14. Бойня философских слов[*]
14. Бойня философских слов[*]
(О «Введении в эротическую философию Жоржа Батая» О. Тимофеевой)[849]
Несмотря на то что Жорж Батай неплохо представлен в русских переводах (по сравнению, например, с тем же Арто или Левинасом), работ о самом Батае на русском существует всего две — рецензируемая книга и работа С. Фокина 2002 года[850].
Между тем, исследования Батая, как мне представляется, не могут оказаться лишними по целому ряду причин. Тексты этого автора, что очевидно, отнюдь не относятся к легкому чтению: если с понятиями «потлач», «трансгрессия» и т. д., как кажется, все более или менее ясно, то единую концепцию батаевской мысли сформулировать куда сложней. До сих пор нет и единого мнения, по какому ведомству числить их автора — философии, социологии (как никак, основатель «сакральной социологии») или же эротической литературы сюрреалистического толка (сама О. Тимофеева, говоря об «Истории глаза» и «Моей матери», не исключает, что они были написаны, «чтобы в письме найти укромное прибежище для тайны эротической обсессии»).
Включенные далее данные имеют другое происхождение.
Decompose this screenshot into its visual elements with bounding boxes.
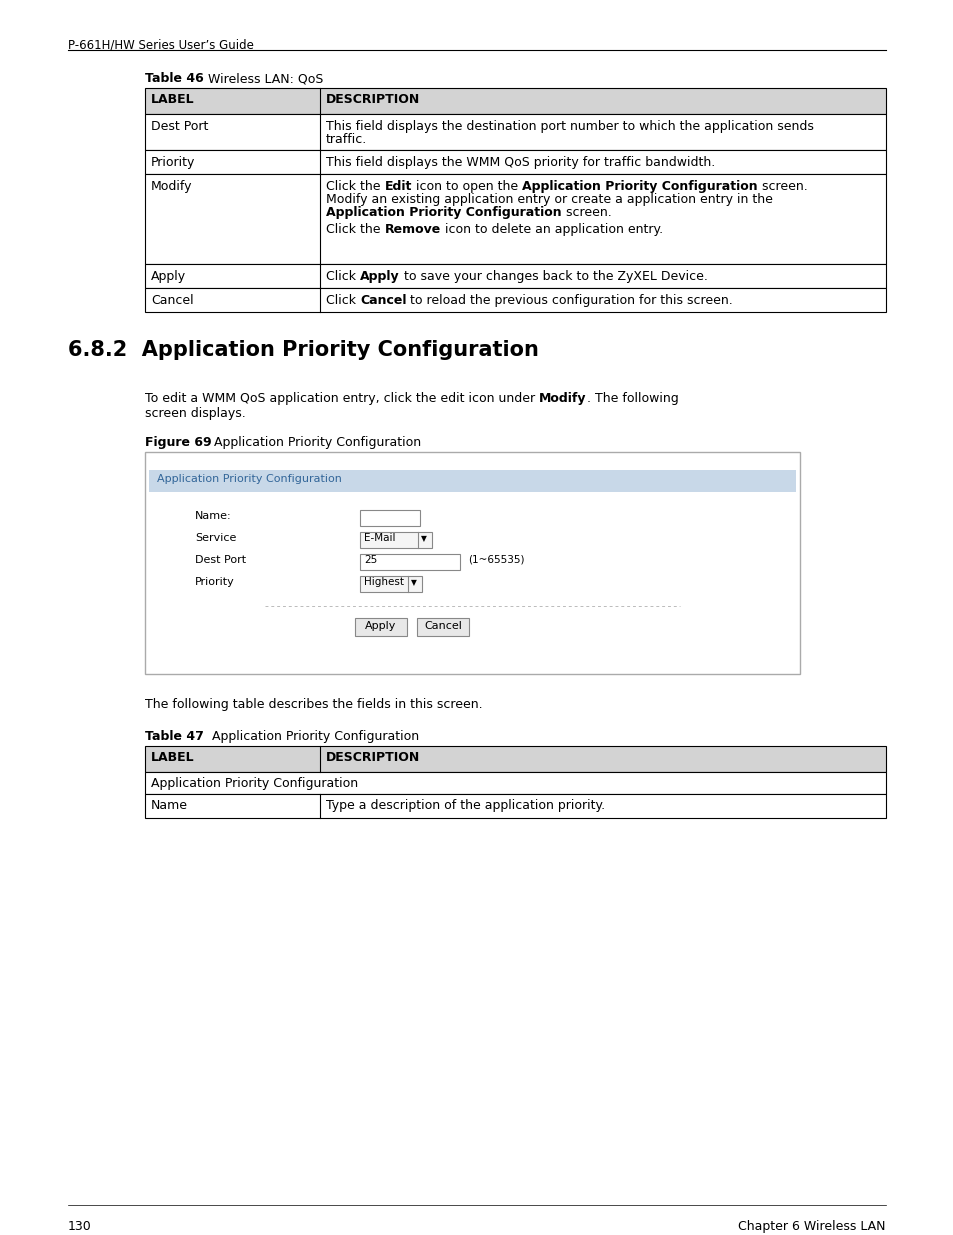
Text: Type a description of the application priority.: Type a description of the application pr… — [326, 799, 604, 811]
Text: Click: Click — [326, 294, 359, 308]
Text: to save your changes back to the ZyXEL Device.: to save your changes back to the ZyXEL D… — [399, 270, 707, 283]
Text: Dest Port: Dest Port — [194, 555, 246, 564]
Text: P-661H/HW Series User’s Guide: P-661H/HW Series User’s Guide — [68, 38, 253, 51]
Text: ▼: ▼ — [420, 534, 426, 543]
Text: (1~65535): (1~65535) — [468, 555, 524, 564]
Text: Cancel: Cancel — [424, 621, 461, 631]
Text: Wireless LAN: QoS: Wireless LAN: QoS — [200, 72, 323, 85]
Bar — [149, 471, 795, 492]
Text: Highest: Highest — [364, 577, 403, 587]
Text: This field displays the destination port number to which the application sends: This field displays the destination port… — [326, 120, 813, 133]
Text: Apply: Apply — [359, 270, 399, 283]
Text: Modify: Modify — [151, 180, 193, 193]
Text: 130: 130 — [68, 1220, 91, 1233]
Bar — [359, 555, 459, 571]
Text: Priority: Priority — [151, 156, 195, 169]
Bar — [355, 618, 407, 636]
Text: Apply: Apply — [151, 270, 186, 283]
Text: Table 46: Table 46 — [145, 72, 204, 85]
Text: Remove: Remove — [384, 224, 440, 236]
Text: to reload the previous configuration for this screen.: to reload the previous configuration for… — [406, 294, 733, 308]
Text: Modify: Modify — [538, 391, 586, 405]
Text: LABEL: LABEL — [151, 93, 194, 106]
Bar — [359, 576, 421, 592]
Text: Application Priority Configuration: Application Priority Configuration — [326, 206, 561, 219]
Text: Application Priority Configuration: Application Priority Configuration — [151, 777, 357, 790]
Text: E-Mail: E-Mail — [364, 534, 395, 543]
Text: LABEL: LABEL — [151, 751, 194, 764]
Bar — [145, 149, 885, 174]
Text: Click the: Click the — [326, 180, 384, 193]
Text: Service: Service — [194, 534, 236, 543]
Text: icon to open the: icon to open the — [412, 180, 521, 193]
Bar — [145, 288, 885, 312]
Text: Cancel: Cancel — [151, 294, 193, 308]
Bar — [359, 532, 432, 548]
Text: Table 47: Table 47 — [145, 730, 204, 743]
Text: Name: Name — [151, 799, 188, 811]
Text: 25: 25 — [364, 555, 376, 564]
Bar — [145, 794, 885, 818]
Text: Click the: Click the — [326, 224, 384, 236]
Text: DESCRIPTION: DESCRIPTION — [326, 751, 420, 764]
Text: Figure 69: Figure 69 — [145, 436, 212, 450]
Text: To edit a WMM QoS application entry, click the edit icon under: To edit a WMM QoS application entry, cli… — [145, 391, 538, 405]
Text: Apply: Apply — [365, 621, 396, 631]
Bar — [416, 618, 469, 636]
Bar — [145, 174, 885, 264]
Text: icon to delete an application entry.: icon to delete an application entry. — [440, 224, 662, 236]
Text: Modify an existing application entry or create a application entry in the: Modify an existing application entry or … — [326, 193, 772, 206]
Text: . The following: . The following — [586, 391, 678, 405]
Text: Application Priority Configuration: Application Priority Configuration — [521, 180, 757, 193]
Text: traffic.: traffic. — [326, 133, 367, 146]
Bar — [359, 510, 419, 526]
Text: screen.: screen. — [561, 206, 611, 219]
Text: DESCRIPTION: DESCRIPTION — [326, 93, 420, 106]
Text: Priority: Priority — [194, 577, 234, 587]
Bar — [145, 114, 885, 149]
Bar — [145, 746, 885, 772]
Text: Application Priority Configuration: Application Priority Configuration — [157, 474, 341, 484]
Text: Edit: Edit — [384, 180, 412, 193]
Text: Name:: Name: — [194, 511, 232, 521]
Text: screen displays.: screen displays. — [145, 408, 246, 420]
Bar — [145, 88, 885, 114]
Text: Application Priority Configuration: Application Priority Configuration — [202, 436, 420, 450]
Text: Chapter 6 Wireless LAN: Chapter 6 Wireless LAN — [738, 1220, 885, 1233]
Text: The following table describes the fields in this screen.: The following table describes the fields… — [145, 698, 482, 711]
Bar — [145, 264, 885, 288]
Text: This field displays the WMM QoS priority for traffic bandwidth.: This field displays the WMM QoS priority… — [326, 156, 715, 169]
Text: screen.: screen. — [757, 180, 806, 193]
Bar — [145, 452, 800, 674]
Text: 6.8.2  Application Priority Configuration: 6.8.2 Application Priority Configuration — [68, 340, 538, 359]
Text: ▼: ▼ — [411, 578, 416, 587]
Bar — [145, 772, 885, 794]
Text: Application Priority Configuration: Application Priority Configuration — [200, 730, 418, 743]
Text: Cancel: Cancel — [359, 294, 406, 308]
Text: Dest Port: Dest Port — [151, 120, 208, 133]
Text: Click: Click — [326, 270, 359, 283]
Главное же то, что трудности с восприятием Батая изначально заложены в его творчестве и были, можно сказать, инспирированы им самим.
Батай никогда, по всей видимости, не пытался философствовать легко и конвенционально. Его интересовало маргинальное (многие в то время заново открыли для себя де Сада, но не многие привлекали, например, понятие инцеста для обоснования своих аналитических построений), а не интересовало, наоборот, то, что естественным образом попадало в фокус общественного внимания (так, Батай не очень интересовался политикой, а на формирующийся фашизм обратил внимание, испытывая, скорее, научный интерес к тому, как нацисты «присваивают сакральное, чтобы добиться тотальной мобилизации»). Он не только активно вводил в своих работах новую терминологию, но и издавал журнал, основал Коллеж социологии и, ни больше ни меньше, новую науку, ту самую сакральную социологию, не только не имея при этом философского образования, но и утверждая, что новому синтезу религии и науки под силу то, с чем до этого не справились политика и литература.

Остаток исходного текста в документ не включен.